School teachers may not like to hear this, but sometimes you get the best answer by peeking at your neighbor’s paper. A new language model framework peeks at the training data for context when making a prediction.
What’s new: Facebook AI and Stanford researchers led by Urvashi Khandelwal enhanced language models that predict the next word in an incomplete sentence by enabling them to search for potential answers in the training data. They call their algorithm kNN-LM.
Key insight: It’s much easier for a model to identify two sentence fragments that have similar meanings than it is to complete them. kNN-LM takes advantage of the easier task to improve performance on the harder one. Given a sentence fragment and asked to predict the next words, it searches the training set for sentences similar to that sentence fragment and uses what it finds to help predict the missing words. For example, the model might match a target starting, “Dickens is the author of ___,” with the training sentence, “Dickens wrote Oliver Twist.” The model then knows that “Oliver Twist” may be appropriate to add to the target.

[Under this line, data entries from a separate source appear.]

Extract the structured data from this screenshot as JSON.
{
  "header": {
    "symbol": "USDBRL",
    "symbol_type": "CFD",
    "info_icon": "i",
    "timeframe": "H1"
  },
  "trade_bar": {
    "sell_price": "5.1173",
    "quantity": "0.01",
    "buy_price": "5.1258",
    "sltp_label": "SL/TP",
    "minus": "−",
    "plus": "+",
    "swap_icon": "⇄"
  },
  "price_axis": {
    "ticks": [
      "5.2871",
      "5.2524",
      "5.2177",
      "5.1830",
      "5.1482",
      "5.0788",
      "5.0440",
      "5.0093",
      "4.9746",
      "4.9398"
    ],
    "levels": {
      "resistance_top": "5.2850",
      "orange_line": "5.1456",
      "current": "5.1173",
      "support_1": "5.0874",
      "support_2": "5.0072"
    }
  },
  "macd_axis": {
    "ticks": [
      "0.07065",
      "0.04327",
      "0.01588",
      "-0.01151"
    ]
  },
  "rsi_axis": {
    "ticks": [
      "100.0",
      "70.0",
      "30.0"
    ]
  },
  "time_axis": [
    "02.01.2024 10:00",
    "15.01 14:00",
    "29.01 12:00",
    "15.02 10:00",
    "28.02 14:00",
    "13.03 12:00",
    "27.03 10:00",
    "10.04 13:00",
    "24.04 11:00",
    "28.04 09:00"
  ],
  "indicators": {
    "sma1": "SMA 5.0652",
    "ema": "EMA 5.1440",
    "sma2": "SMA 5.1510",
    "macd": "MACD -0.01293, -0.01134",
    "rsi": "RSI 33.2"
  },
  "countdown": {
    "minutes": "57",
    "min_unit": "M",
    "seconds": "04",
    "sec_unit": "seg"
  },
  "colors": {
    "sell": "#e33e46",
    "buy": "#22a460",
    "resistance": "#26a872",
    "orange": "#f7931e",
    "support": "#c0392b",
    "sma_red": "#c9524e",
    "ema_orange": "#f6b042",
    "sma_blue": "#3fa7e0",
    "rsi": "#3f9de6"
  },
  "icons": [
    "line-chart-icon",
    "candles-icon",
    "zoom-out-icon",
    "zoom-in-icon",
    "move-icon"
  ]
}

How it works: The authors offer a pretrained model, vector representations of training sentences, and an algorithm for combining information when analyzing a test sentence. Their approach works with any pretrained neural language model, but they used transformer networks in most experiments.

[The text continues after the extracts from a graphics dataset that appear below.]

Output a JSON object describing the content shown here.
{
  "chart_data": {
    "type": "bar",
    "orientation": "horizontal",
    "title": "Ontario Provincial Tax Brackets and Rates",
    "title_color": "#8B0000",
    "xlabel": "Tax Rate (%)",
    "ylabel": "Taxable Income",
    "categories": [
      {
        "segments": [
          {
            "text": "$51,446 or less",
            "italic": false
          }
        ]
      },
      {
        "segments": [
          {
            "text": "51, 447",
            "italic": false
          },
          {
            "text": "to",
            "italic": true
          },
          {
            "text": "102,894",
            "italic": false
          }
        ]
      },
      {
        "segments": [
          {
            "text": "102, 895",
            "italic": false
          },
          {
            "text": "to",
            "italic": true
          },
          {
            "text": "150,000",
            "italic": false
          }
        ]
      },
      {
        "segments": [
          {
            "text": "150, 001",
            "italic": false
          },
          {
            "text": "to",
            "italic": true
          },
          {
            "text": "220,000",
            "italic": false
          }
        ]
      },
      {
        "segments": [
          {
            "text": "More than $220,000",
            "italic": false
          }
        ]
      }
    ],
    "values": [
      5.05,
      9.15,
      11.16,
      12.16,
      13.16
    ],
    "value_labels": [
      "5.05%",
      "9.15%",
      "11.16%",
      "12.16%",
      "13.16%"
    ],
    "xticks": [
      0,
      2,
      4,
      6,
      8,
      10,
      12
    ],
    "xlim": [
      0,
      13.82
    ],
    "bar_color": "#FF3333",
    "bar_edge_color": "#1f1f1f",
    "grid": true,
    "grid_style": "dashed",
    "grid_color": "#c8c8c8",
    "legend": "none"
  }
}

- kNN-LM starts by generating vector representations of every sequence in the training set. Then it searches these vectors for the k-nearest neighbor vector representations of the new input sequence. The closer a training sequence’s vector is to the input’s vector, the more heavily it weights the training sequence’s next token.

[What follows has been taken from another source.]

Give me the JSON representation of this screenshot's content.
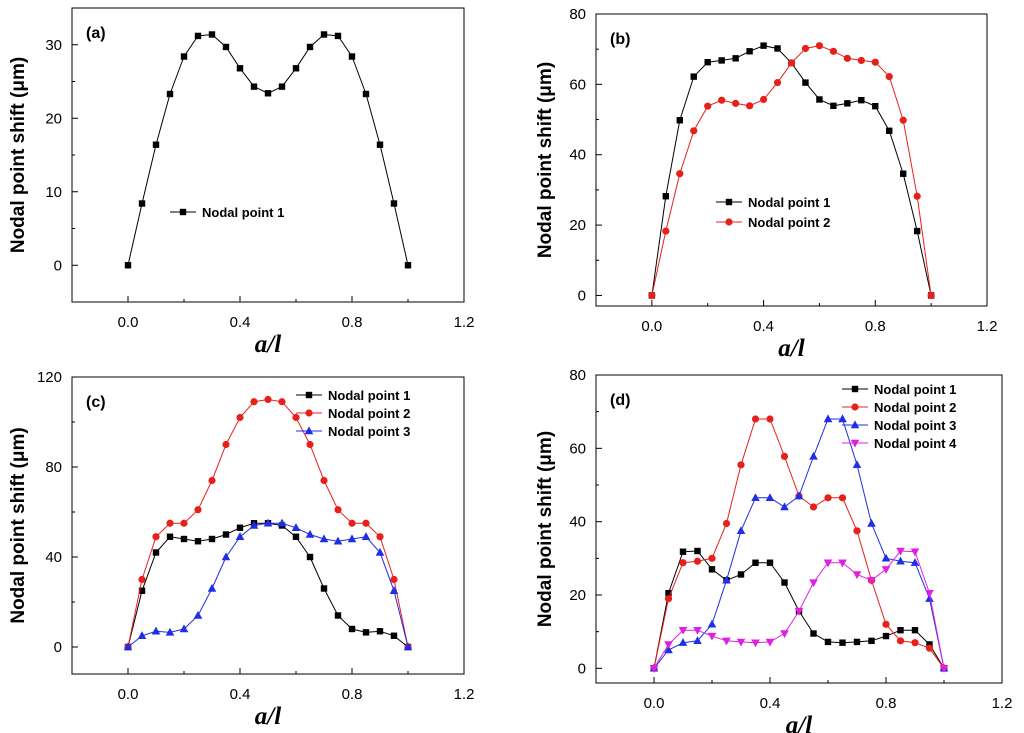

- The neural language model also directly predicts the next token for the input.
- Then it factors both the k-nearest neighbors prediction and language model’s prediction into a final decision. A hyperparameter controls how heavily it considers each one.
Results: Tested on a dataset of Wikipedia articles, kNN-LM achieved a score of 15.79 for perplexity, a measure of predictive accuracy, more than 10 percent better than the previous state-of-the-art model.
Why it matters: Language models likely won’t interpret technical terms found in, say, the NuerIPS proceedings, if they’re trained on Wikipedia. kNN-LM lets them find less related words in the training data, potentially improving generalization to obscure subject matter.
We’re thinking: A key step for winning computer vision competitions like ImageNet has been to train multiple models and ensemble (or average) them. This confers perhaps a 1 percent boost in performance, but it’s impractical for most applications because of the computational expense. kNN-LM appears to require a significant computational expense as well, and we look forward to researchers diving deeper into the computational implications.